Iterate through loader until a condition is met

saandeep_aathreya · August 15, 2022, 7:51pm

I need to build a data loader which iterates through the loader until a certain sample size is met. For example, if my loader looks like below.

import torch
from torch.utils.data import DataLoader, Dataset


class CustomLoader(Dataset):
  def __init__(self) -> None:
    super().__init__()

    self.all_files = torch.randn((250))

  
  def __len__(self):
    return len(self.all_files)

  def __getitem__(self, idx):
    rnd = self.all_files[idx]
    x = torch.randn((21, 20, 4)) * rnd
    target = idx

    return x, target

if __name__ == "__main__":
  dataset = CustomLoader()
  loader = DataLoader(dataset, batch_size=8, shuffle=True)
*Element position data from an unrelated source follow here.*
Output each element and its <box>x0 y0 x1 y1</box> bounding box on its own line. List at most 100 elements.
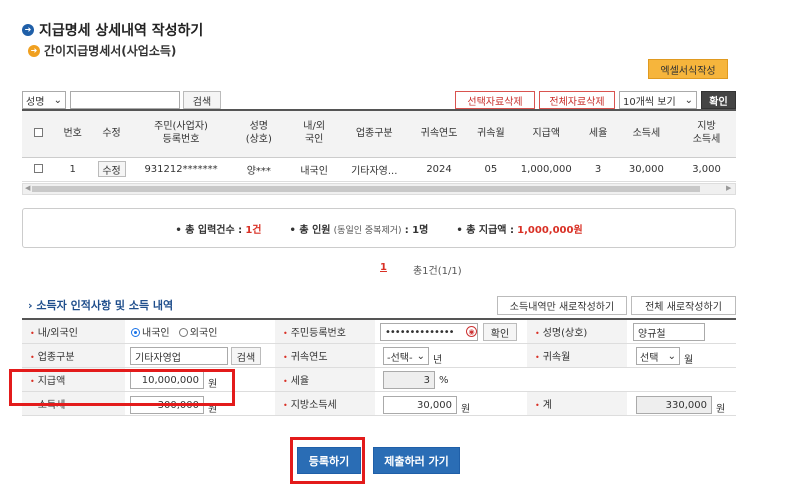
page-size-select[interactable]: 10개씩 보기 ⌄ <box>619 91 697 109</box>
select-all-checkbox[interactable] <box>33 128 43 137</box>
summary-total-people: • 총 인원 (동일인 중복제거) : 1명 <box>289 224 429 236</box>
rate-label-cell: • 세율 <box>275 367 375 392</box>
cell-year: 2024 <box>408 157 470 182</box>
search-button[interactable]: 검색 <box>183 91 221 109</box>
scroll-left-icon[interactable]: ◀ <box>25 184 30 192</box>
page-title-text: 지급명세 상세내역 작성하기 <box>39 23 204 39</box>
summary-total-payment: • 총 지급액 : 1,000,000원 <box>456 224 583 236</box>
column-header: 소득세 <box>615 109 678 158</box>
payment-highlight-box <box>9 369 235 406</box>
chevron-down-icon: ⌄ <box>684 94 693 106</box>
chevron-down-icon: ⌄ <box>53 94 62 106</box>
column-header: 지급액 <box>512 109 581 158</box>
tax-rate-unit: % <box>439 375 449 386</box>
chevron-down-icon: ⌄ <box>667 350 676 362</box>
empty-cell <box>527 367 627 392</box>
row-checkbox[interactable] <box>33 164 43 173</box>
page-size-select-value: 10개씩 보기 <box>623 96 676 108</box>
column-header: 귀속월 <box>469 109 513 158</box>
chevron-down-icon: ⌄ <box>416 350 425 362</box>
cell-tax-rate: 3 <box>580 157 616 182</box>
delete-all-button[interactable]: 전체자료삭제 <box>539 91 615 109</box>
cell-no: 1 <box>54 157 91 182</box>
local-tax-unit: 원 <box>461 404 471 415</box>
page-subtitle: ➜ 간이지급명세서(사업소득) <box>28 42 176 59</box>
business-search-button[interactable]: 검색 <box>231 347 261 365</box>
cell-edit: 수정 <box>90 157 133 182</box>
summary-total-count-value: 1건 <box>245 224 262 236</box>
summary-total-count-label: 총 입력건수 : <box>185 224 243 236</box>
year-unit: 년 <box>433 355 443 366</box>
arrow-right-circle-icon: ➜ <box>28 44 40 57</box>
reveal-eye-icon[interactable]: ◉ <box>466 326 477 337</box>
register-button[interactable]: 등록하기 <box>297 447 361 474</box>
column-header: 성명 (상호) <box>229 109 289 158</box>
scroll-right-icon[interactable]: ▶ <box>726 184 731 192</box>
summary-total-payment-label: 총 지급액 : <box>466 224 514 236</box>
scrollbar-thumb[interactable] <box>32 186 700 192</box>
page-title: ➜ 지급명세 상세내역 작성하기 <box>22 20 203 40</box>
table-header-row: 번호 수정 주민(사업자) 등록번호 성명 (상호) 내/외 국인 업종구분 귀… <box>22 109 736 158</box>
nationality-label-cell: • 내/외국인 <box>22 318 125 344</box>
cell-nationality: 내국인 <box>288 157 341 182</box>
nationality-foreign-label: 외국인 <box>189 327 218 339</box>
column-header: 주민(사업자) 등록번호 <box>132 109 230 158</box>
total-label: 계 <box>542 399 552 411</box>
nationality-foreign-option[interactable]: 외국인 <box>178 327 218 339</box>
cell-name: 양*** <box>229 157 289 182</box>
business-label-cell: • 업종구분 <box>22 343 125 368</box>
business-type-input[interactable]: 기타자영업 <box>130 347 228 365</box>
month-unit: 월 <box>684 355 694 366</box>
reg-no-label-cell: • 주민등록번호 <box>275 318 375 344</box>
name-input[interactable]: 양규철 <box>633 323 705 341</box>
confirm-button[interactable]: 확인 <box>701 91 736 109</box>
local-tax-input[interactable]: 30,000 <box>383 396 457 414</box>
search-input[interactable] <box>70 91 180 109</box>
new-all-button[interactable]: 전체 새로작성하기 <box>631 296 736 315</box>
month-select-value: 선택 <box>640 352 659 364</box>
new-income-only-button[interactable]: 소득내역만 새로작성하기 <box>497 296 627 315</box>
cell-income-tax: 30,000 <box>615 157 678 182</box>
excel-form-button[interactable]: 엑셀서식작성 <box>648 59 728 79</box>
column-header: 업종구분 <box>340 109 409 158</box>
column-header: 세율 <box>580 109 616 158</box>
summary-total-count: • 총 입력건수 : 1건 <box>175 224 262 236</box>
page-subtitle-text: 간이지급명세서(사업소득) <box>44 44 177 58</box>
cell-month: 05 <box>469 157 513 182</box>
chevron-right-icon: › <box>28 299 33 312</box>
year-label: 귀속연도 <box>290 351 328 363</box>
radio-unselected-icon <box>178 328 188 338</box>
tax-rate-input[interactable]: 3 <box>383 371 435 389</box>
summary-total-people-label: 총 인원 <box>299 224 331 236</box>
total-label-cell: • 계 <box>527 391 627 416</box>
nationality-cell: 내국인 외국인 <box>125 318 275 344</box>
summary-total-people-note: (동일인 중복제거) <box>333 225 402 236</box>
pagination-total: 총1건(1/1) <box>412 266 462 277</box>
arrow-right-circle-icon: ➜ <box>22 24 34 36</box>
row-checkbox-cell <box>22 157 55 182</box>
select-all-checkbox-cell <box>22 109 55 158</box>
total-input[interactable]: 330,000 <box>636 396 712 414</box>
cell-business-type: 기타자영... <box>340 157 409 182</box>
reg-no-label: 주민등록번호 <box>290 327 346 339</box>
nationality-label: 내/외국인 <box>37 327 78 339</box>
name-label-cell: • 성명(상호) <box>527 318 627 344</box>
section-title: › 소득자 인적사항 및 소득 내역 <box>28 297 173 313</box>
reg-no-confirm-button[interactable]: 확인 <box>483 323 517 341</box>
month-select[interactable]: 선택 ⌄ <box>636 347 680 365</box>
year-select[interactable]: -선택- ⌄ <box>383 347 429 365</box>
section-title-text: 소득자 인적사항 및 소득 내역 <box>36 299 174 312</box>
edit-row-button[interactable]: 수정 <box>97 161 126 177</box>
summary-total-payment-value: 1,000,000원 <box>517 224 583 236</box>
search-field-select-value: 성명 <box>26 96 45 108</box>
submit-button[interactable]: 제출하러 가기 <box>373 447 460 474</box>
delete-selected-button[interactable]: 선택자료삭제 <box>455 91 535 109</box>
search-field-select[interactable]: 성명 ⌄ <box>22 91 66 109</box>
column-header: 귀속연도 <box>408 109 470 158</box>
pagination: 1 총1건(1/1) <box>380 262 462 277</box>
table-row[interactable]: 1 수정 931212******* 양*** 내국인 기타자영... 2024… <box>22 157 736 182</box>
column-header: 지방 소득세 <box>677 109 736 158</box>
page-link-current[interactable]: 1 <box>380 262 387 277</box>
nationality-domestic-option[interactable]: 내국인 <box>131 328 170 339</box>
reg-no-input[interactable]: •••••••••••••• <box>380 323 478 341</box>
  for b, (x, target) in enumerate(loader, 0):
    bat, peopl, tim, feat = x.size() # 8 * 21 * 20 * 4

    # Flatten x dimension
    x = x.view(bat * peopl, tim, feat) # 168 * 20 * 4

    # Some Condition. Output size varies
    rand_el = torch.randint(0, 22, size=(1,)).item()
    x = x[:rand_el]

    print(x.size()) # 13 * 20 * 4

My x is of dim 8 X 21 X 20 X 4, where 8 is my batch size. Once I have the data, I combine the batch and 21 dimension which then becomes 168 X 20 X 4. I apply some condition and filter out the data. So my final dimensions can then be 13 X 20 X 4. I need to iterate through next batch until my data is append to 32 batch size.

What is the best way to go about this problem. Applying this filter in dataset class itself outputs variable length input which cannot collate my data effectively. A custom collate function does not allow me to iterate through next batch as far as I know. Please advise.